Falando em violência, Altered Carbon não poupa nenhuma gota de sangue. Do início ao fim nos deparamos com cenas de assassinato, espancamentos, torturas e muita nudez e cenas de sexo, então tire as crianças da sala. Não é só violência e nudez que torna a série conteúdo para maiores, mas também toda a sua complexidade, que é a cereja do bolo. A discussão filosófica envolta a tudo que a trama aborda é muito vasta, e constantemente você se pegará refletindo se o que nos torna únicos é apenas a nossa personalidade ou se é todo o conjunto de corpo e mente. Nada disso nos é respondido na série, mas é esse tipo de coisa que cada episódio nos estimula a pensar, e isso é o que nos deixa cada vez mais interessados em saber qual será o desfecho de tudo aquilo. Acredito que nem mesmo a ausência de um vilão fixo ou a constante troca de antagonistas chegue a incomodar tanto, sendo que no final tudo acaba se encaixando perfeitamente.
O que realmente fez falta nessa série, e que de longe foi a maior falha na minha opinião, foi a ausência de músicas Cyberpunk, com aquele tom futurista puxado para o synthpop/retrowave. Além de serem sensacionais, essas músicas também fazem parte da identidade do gênero, complementando todo aquele neon e hologramas gigantes das cidades. Infelizmente, a trilha sonora de Altered Carbon é quase toda composta por músicas mais tradicionais, mais pop, com vocal e tudo mais, e mesmo se encaixando bem nas cenas, acaba tirando muito da personalidade de uma obra Cyberpunk, e isso deixou bastante a desejar. O restante das características foram bem implementados, como a abundancia dos letreiros neon, ruas escuras, armas futuristas, hologramas, carros voadores e tudo mais, mas também foi pouco explorado considerando que na maior parte do tempo os personagens estão em ambientes fechados, e a cidade é mostrada apenas em breves momentos, o que é uma pena.

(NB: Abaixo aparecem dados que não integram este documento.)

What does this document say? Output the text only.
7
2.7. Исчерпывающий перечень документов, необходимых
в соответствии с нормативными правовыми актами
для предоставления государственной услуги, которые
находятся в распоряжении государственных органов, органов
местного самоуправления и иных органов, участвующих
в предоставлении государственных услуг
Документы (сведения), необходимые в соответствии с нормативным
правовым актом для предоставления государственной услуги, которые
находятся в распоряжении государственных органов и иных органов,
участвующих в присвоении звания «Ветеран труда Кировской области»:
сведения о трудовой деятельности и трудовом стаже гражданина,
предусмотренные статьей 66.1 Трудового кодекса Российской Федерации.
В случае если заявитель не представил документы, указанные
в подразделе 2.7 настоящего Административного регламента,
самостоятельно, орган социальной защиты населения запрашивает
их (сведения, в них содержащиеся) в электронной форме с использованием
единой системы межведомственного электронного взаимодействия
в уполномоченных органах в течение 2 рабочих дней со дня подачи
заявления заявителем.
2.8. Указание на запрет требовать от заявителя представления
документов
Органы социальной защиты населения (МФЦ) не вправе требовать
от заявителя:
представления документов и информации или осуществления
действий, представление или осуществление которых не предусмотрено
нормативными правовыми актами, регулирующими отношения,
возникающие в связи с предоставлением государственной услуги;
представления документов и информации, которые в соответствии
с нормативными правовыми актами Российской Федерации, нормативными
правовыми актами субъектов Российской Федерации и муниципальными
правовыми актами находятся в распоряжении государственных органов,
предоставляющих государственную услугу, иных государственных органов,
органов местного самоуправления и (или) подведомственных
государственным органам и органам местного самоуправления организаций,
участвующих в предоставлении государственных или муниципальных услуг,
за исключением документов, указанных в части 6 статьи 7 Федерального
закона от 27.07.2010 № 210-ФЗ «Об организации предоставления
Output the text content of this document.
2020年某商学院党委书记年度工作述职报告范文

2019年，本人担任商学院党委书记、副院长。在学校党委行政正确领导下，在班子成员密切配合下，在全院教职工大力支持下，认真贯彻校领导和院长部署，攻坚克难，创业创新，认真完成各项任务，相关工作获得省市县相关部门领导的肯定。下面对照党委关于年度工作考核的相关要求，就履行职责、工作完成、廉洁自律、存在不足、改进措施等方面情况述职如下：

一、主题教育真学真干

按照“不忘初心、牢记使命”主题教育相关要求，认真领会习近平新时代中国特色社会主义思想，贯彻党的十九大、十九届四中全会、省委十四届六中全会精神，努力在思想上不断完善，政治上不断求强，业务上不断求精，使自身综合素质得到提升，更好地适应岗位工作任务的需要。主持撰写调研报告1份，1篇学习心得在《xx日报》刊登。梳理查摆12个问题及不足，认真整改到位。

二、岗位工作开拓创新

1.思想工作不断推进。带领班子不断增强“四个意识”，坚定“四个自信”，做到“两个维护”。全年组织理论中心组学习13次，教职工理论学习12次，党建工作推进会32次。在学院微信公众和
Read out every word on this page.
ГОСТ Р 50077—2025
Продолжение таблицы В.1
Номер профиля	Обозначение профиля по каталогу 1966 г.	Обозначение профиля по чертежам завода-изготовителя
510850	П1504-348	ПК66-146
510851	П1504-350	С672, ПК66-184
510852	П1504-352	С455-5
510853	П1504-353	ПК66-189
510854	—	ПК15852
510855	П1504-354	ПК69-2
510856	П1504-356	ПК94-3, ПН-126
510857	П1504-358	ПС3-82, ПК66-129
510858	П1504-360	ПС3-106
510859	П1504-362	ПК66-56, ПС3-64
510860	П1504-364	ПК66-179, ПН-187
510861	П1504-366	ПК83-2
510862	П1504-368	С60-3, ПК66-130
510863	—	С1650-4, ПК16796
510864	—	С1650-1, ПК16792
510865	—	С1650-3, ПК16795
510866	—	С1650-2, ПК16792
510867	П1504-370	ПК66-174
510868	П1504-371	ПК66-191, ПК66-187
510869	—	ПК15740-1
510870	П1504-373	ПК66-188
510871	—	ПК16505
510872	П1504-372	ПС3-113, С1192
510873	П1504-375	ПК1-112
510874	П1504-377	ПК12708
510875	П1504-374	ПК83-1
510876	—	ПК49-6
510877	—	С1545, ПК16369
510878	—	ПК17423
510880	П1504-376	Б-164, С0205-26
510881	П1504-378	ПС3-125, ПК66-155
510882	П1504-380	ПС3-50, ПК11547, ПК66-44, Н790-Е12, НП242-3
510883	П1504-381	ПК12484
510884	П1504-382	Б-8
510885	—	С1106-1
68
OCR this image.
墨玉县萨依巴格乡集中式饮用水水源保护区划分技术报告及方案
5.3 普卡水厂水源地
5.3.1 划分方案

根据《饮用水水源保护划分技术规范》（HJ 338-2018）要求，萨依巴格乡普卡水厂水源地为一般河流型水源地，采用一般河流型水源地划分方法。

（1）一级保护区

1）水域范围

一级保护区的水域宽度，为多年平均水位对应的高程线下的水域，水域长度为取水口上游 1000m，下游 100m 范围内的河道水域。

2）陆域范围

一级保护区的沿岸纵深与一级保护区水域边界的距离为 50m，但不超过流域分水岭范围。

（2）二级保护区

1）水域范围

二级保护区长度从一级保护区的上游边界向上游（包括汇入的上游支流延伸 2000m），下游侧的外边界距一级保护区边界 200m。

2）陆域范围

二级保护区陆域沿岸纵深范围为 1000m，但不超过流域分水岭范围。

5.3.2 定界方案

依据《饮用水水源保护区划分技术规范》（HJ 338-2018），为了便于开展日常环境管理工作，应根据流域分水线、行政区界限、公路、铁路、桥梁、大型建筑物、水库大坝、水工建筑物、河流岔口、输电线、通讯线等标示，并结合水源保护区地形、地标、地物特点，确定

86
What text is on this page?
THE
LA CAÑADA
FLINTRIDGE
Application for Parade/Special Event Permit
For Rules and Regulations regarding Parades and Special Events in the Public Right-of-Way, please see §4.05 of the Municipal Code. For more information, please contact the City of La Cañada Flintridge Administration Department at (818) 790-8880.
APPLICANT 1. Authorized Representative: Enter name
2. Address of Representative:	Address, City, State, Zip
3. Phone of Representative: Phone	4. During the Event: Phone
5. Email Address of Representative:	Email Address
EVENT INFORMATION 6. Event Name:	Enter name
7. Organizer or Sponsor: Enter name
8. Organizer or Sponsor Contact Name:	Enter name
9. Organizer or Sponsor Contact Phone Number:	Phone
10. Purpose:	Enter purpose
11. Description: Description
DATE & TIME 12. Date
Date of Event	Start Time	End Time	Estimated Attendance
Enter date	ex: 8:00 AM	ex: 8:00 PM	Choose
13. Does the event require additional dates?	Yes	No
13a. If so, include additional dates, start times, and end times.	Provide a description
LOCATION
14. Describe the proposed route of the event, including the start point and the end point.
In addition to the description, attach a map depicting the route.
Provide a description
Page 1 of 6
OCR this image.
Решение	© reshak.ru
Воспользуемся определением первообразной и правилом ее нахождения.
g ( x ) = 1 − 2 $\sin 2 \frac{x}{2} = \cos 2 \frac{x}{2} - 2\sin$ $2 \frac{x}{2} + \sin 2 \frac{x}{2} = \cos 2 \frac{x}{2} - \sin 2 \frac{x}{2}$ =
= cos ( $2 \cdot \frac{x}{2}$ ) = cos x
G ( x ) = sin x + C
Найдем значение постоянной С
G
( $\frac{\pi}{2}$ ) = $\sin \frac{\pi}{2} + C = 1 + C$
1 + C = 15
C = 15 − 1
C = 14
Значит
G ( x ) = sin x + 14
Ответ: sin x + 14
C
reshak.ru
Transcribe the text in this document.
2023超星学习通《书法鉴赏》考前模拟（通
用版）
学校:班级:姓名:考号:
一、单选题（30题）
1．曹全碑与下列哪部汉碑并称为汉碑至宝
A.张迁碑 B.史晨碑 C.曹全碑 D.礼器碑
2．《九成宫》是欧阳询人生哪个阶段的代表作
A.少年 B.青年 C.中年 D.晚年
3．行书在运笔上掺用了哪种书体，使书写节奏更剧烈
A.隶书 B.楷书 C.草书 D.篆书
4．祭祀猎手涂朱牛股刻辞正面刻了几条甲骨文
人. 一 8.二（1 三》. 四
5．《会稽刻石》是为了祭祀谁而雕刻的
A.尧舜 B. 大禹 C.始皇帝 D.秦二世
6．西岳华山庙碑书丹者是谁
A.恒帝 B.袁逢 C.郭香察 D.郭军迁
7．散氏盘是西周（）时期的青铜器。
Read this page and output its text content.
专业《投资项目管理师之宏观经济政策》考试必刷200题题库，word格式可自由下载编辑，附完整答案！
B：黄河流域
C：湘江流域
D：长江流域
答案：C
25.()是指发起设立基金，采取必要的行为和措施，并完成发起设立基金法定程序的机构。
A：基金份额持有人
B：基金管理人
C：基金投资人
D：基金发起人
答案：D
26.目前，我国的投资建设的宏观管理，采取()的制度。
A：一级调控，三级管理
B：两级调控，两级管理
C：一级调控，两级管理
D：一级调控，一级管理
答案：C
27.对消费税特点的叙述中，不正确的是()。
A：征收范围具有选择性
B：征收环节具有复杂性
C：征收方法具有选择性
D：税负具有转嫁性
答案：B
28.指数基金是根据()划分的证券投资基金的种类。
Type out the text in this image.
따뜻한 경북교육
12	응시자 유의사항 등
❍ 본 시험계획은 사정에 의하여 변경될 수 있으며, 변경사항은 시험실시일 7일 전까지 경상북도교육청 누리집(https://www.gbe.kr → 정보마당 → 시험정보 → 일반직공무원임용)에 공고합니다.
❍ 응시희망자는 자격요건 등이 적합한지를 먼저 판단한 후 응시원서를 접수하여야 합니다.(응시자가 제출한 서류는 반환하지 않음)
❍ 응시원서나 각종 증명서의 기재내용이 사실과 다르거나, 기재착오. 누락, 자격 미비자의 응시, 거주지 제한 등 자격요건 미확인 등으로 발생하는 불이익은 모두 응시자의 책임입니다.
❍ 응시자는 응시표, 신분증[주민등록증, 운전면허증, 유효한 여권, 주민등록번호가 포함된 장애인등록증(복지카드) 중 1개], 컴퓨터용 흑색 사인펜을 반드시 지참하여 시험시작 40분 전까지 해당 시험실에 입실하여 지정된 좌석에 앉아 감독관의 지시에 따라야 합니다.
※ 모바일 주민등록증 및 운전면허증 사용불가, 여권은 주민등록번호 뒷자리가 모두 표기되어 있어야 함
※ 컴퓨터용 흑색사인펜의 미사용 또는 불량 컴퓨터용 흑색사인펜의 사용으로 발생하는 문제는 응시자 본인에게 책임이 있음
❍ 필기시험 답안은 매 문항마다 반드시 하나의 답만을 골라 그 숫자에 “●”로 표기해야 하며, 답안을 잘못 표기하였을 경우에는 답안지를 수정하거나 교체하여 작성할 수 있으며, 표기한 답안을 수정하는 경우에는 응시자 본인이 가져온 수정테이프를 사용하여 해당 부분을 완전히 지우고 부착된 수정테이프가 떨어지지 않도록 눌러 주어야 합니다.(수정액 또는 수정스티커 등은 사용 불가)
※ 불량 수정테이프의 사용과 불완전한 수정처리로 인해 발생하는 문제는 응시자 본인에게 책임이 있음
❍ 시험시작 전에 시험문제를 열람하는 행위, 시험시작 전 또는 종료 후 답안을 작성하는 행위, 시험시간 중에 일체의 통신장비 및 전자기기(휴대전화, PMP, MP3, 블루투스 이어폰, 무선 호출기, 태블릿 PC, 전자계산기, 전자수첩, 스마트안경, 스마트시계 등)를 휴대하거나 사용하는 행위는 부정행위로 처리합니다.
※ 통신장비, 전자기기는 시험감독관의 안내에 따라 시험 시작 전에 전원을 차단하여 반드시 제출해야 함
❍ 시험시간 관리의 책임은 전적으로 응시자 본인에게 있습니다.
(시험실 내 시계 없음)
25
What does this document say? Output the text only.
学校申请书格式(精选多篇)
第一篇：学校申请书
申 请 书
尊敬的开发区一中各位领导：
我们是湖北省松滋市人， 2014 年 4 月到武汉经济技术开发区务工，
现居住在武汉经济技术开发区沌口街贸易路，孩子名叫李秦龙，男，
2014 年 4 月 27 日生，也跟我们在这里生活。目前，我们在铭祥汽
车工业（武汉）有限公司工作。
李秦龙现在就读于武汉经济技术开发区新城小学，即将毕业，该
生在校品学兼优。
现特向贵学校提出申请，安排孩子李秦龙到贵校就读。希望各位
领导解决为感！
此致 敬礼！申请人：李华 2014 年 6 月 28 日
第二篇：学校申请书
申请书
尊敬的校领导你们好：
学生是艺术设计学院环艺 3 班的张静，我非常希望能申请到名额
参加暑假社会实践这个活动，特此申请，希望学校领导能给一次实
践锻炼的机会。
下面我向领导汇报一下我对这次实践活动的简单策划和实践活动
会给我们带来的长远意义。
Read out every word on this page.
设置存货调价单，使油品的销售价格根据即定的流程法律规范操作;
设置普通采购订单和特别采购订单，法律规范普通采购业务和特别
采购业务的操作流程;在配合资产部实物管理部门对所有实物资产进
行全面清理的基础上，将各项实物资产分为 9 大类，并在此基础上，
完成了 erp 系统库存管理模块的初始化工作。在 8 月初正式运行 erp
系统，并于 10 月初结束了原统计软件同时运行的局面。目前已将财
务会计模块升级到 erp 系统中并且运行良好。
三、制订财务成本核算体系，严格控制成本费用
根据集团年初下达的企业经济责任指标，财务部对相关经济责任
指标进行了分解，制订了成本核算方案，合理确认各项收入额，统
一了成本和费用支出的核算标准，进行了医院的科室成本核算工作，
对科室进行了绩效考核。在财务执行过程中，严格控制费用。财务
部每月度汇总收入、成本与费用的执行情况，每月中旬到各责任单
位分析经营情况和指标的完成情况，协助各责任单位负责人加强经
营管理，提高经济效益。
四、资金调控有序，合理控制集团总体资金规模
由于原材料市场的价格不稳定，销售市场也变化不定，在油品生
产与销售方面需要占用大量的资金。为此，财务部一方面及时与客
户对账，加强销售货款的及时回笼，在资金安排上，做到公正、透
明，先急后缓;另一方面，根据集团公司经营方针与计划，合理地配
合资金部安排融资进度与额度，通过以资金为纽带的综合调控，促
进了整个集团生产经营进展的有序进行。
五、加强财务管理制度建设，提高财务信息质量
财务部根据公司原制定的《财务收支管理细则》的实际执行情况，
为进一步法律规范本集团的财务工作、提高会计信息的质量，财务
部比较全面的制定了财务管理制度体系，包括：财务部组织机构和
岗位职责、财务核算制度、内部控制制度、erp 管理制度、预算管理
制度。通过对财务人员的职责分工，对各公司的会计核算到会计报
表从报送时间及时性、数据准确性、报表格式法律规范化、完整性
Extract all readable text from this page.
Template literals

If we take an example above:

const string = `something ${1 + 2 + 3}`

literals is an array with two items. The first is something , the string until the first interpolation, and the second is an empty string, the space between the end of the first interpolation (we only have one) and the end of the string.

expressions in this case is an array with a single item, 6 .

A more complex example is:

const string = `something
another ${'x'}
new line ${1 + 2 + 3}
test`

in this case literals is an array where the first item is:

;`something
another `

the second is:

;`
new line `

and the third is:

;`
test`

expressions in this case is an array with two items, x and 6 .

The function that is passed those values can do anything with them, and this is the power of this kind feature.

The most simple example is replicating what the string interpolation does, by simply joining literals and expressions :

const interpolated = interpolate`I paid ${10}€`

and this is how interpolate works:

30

A série acerta em vários pontos e peca em alguns outros, mas podemos afirmar com certeza que é um prato cheio para os amantes de ficção científica, e eu diria até que é uma série obrigatória para os amantes de Cyberpunk. Seu enredo complexo e rico em detalhes torna tudo atrativo demais, e sendo bem sincero, o seu final foi perfeito e torna desnecessário qualquer tipo de continuação. Tudo se encaixou perfeitamente e prolongar a história daqueles personagens poderia acabar estragando tudo, pois aquele foi o desfecho ideal e se o Netflix resolvesse encerrar a série por aí, com toda certeza ela teria um impacto ainda maior. Obviamente, esse não será o caso, e com toda certeza uma segunda temporada vem aí, dessa vez baseada no segundo livro, chamado Broken Angels. Só espero que o Netflix consiga manter a vindoura temporada com um ritmo interessante igual à primeira, e que seja uma adaptação que consiga complementar bem o seu desfecho, pois daqui em diante tudo parecerá mais um epílogo do que uma continuação. Sem mais, Altered Carbon consegue com êxito complementar nossa biblioteca de conteúdo Cyberpunk com mais conteúdo de qualidade.